Hong Kong has strong ambitions to strengthen its position in the fintech industry. Various financial incentives will be officialized soon to attract new talent. However, a growing skills shortage in the country looms, and it is essential to nip that in the bud quickly.
New Incentives For Hong Kong Fintechs
It is commendable to see the HK government acknowledge the country falls behind on the fintech front. Moreover, introducing new financial incentives to rectify that issue is a smart decision. In its current shape, Hong Kong is an “uncompetitive” financial hub, primarily thanks to changes affecting immigration and the ongoing quarantine measures due to COVID-19. Moreover, while the pandemic affects the whole world, it seems to cause concerns in Hong Kong and adjacent regions continually.
Making matters worse is the growing talent gap affecting established fintech players in the region. Almost two in three firms have a skill shortage or expect one to materialize soon. Changing that narrative is not easy, but there are ways to circumvent the problem. In addition, fintechs would love to see the government be more supportive in its policies.
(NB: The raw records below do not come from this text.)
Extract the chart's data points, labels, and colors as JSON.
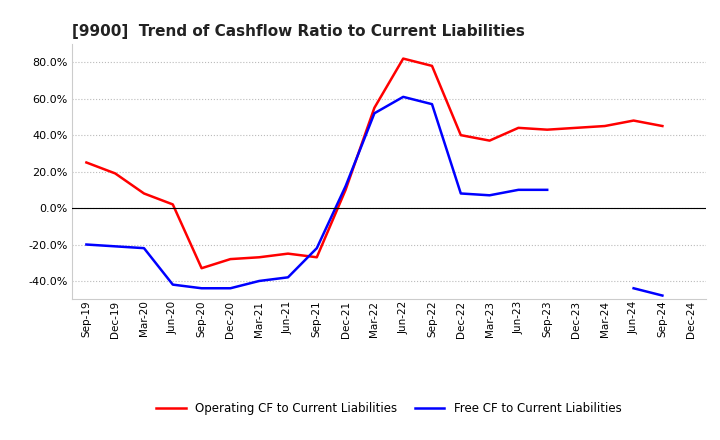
{
  "title": "[9900]  Trend of Cashflow Ratio to Current Liabilities",
  "x_labels": [
    "Sep-19",
    "Dec-19",
    "Mar-20",
    "Jun-20",
    "Sep-20",
    "Dec-20",
    "Mar-21",
    "Jun-21",
    "Sep-21",
    "Dec-21",
    "Mar-22",
    "Jun-22",
    "Sep-22",
    "Dec-22",
    "Mar-23",
    "Jun-23",
    "Sep-23",
    "Dec-23",
    "Mar-24",
    "Jun-24",
    "Sep-24",
    "Dec-24"
  ],
  "operating_cf": [
    25.0,
    19.0,
    8.0,
    2.0,
    -33.0,
    -28.0,
    -27.0,
    -25.0,
    -27.0,
    10.0,
    55.0,
    82.0,
    78.0,
    40.0,
    37.0,
    44.0,
    43.0,
    44.0,
    45.0,
    48.0,
    45.0,
    null
  ],
  "free_cf": [
    -20.0,
    -21.0,
    -22.0,
    -42.0,
    -44.0,
    -44.0,
    -40.0,
    -38.0,
    -22.0,
    12.0,
    52.0,
    61.0,
    57.0,
    8.0,
    7.0,
    10.0,
    10.0,
    null,
    null,
    -44.0,
    -48.0,
    null
  ],
  "ylim": [
    -50,
    90
  ],
  "yticks": [
    -40.0,
    -20.0,
    0.0,
    20.0,
    40.0,
    60.0,
    80.0
  ],
  "operating_color": "#FF0000",
  "free_color": "#0000FF",
  "background_color": "#FFFFFF",
  "grid_color": "#BBBBBB",
  "title_color": "#222222",
  "legend_operating": "Operating CF to Current Liabilities",
  "legend_free": "Free CF to Current Liabilities"
}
It remains unclear if any policy changes occur. However, the HK government will introduce various financial incentives to address the fintech skills shortage. Up to $1.3 million in cash subsidies will be granted to fintech proofs-of-concept. Furthermore, the government will lessen the immigration restrictions for qualified individuals capable of giving the country a much-needed boost.
These measures paint an exciting outlook for Hong Kong in the fintech sector. The region still has much to offer as a financial hub, even if the past few years haven’t been too kind to the country. Taking action is crucial, as losing the competitive edge in fintech can be a death blow. Recovering from such a setback will take years, if not decades, and such a scenario is best avoided.